In 2000, the company divested its operations outside of the United States.

October 2005: Acquisition of Gambro Healthcare

In October 2005, DaVita Inc. expanded its operations by acquiring Gambro Healthcare.

2012: Acquisition of Healthcare Partners

In 2012, DaVita acquired Healthcare Partners for $4.42 billion, expanding its healthcare services.

October 2014: Settlement for Illegal Kickbacks

In October 2014, DaVita agreed to pay $350 million to settle claims related to providing illegal kickbacks to doctors.

2014: Acquisition of Colorado Springs Health Partners

In 2014, DaVita acquired Colorado Springs Health Partners, which had 600 employees and 110,000 patients, increasing its patient base and workforce.

June 2015: Settlement for Improper Drug Disposal

In June 2015, DaVita agreed to pay $450 million to resolve allegations of unnecessarily disposing of drugs and subsequently billing the U.S. federal government for the waste.

March 2016: Acquisition of The Everett Clinic Medical Group

In March 2016, DaVita acquired The Everett Clinic Medical Group, a 20-site physicians practice with 315,000 patients in the Seattle area, for $385 million.

September 2016: Healthcare Partners Renamed DaVita Medical Group

In September 2016, Healthcare Partners was renamed DaVita Medical Group, consolidating the brand identity.

May 2017: Acquisition of WellHealth Quality Care

In May 2017, DaVita further expanded its healthcare portfolio by acquiring WellHealth Quality Care.

June 2018: Wrongful Death Claims Award

In June 2018, a jury awarded the families of three DaVita patients $383 million in wrongful death claims after the patients died from cardiac arrest following treatment at DaVita centers.

October 2018: Settlement for False Claims Act Violations

In October 2018, DaVita agreed to pay $270 million to settle allegations of violating the False Claims Act by providing inaccurate information that caused Medicare Advantage Plans to receive inflated payments. James Swoben, a whistleblower, received $10 million.

June 2019: Sale of DaVita Medical Group to Optum

In June 2019, DaVita sold its DaVita Medical Group division to UnitedHealth Group's Optum division for $4.3 billion.

July 2021: Indictment for Labor Market Collusion

In July 2021, DaVita and former CEO Kent Thiry were indicted by a federal grand jury on charges of labor market collusion, specifically conspiring with Surgical Care Affiliates to suppress competition for senior-level employees.

April 2022: Acquittal in Labor Market Collusion Case

In April 2022, DaVita and former CEO Kent Thiry were acquitted by a jury on charges of labor market collusion.

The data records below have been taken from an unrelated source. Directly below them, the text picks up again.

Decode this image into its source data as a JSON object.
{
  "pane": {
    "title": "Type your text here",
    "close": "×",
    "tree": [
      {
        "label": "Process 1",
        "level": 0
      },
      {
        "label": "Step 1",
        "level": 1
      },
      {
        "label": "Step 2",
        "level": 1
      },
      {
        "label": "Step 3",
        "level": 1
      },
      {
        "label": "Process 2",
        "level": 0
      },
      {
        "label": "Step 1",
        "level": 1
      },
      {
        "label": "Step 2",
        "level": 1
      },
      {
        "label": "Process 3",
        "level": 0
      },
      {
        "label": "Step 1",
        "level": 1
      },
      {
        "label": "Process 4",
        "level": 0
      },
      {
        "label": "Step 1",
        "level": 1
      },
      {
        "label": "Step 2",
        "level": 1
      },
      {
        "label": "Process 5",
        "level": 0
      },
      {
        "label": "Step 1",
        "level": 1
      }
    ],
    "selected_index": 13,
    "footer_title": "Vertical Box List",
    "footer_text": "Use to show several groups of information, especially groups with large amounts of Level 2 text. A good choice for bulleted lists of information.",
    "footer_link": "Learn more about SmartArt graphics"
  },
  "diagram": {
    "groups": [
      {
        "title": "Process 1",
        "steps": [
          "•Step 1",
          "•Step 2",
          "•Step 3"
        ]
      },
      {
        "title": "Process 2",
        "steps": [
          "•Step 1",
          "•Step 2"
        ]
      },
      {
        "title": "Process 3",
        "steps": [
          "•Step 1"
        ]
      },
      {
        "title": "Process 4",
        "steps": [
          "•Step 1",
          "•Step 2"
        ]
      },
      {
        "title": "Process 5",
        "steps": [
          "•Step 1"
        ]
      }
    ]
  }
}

2023: Revenue and Patient Coverage

In 2023, DaVita's revenue was largely derived from Medicare and other government-based health insurance programs (67%), while these programs covered 89% of the company's patients. Commercial payers, contributing 33% of revenue in 2023, accounted for nearly all of the company's profit because they reimburse at a much higher rate.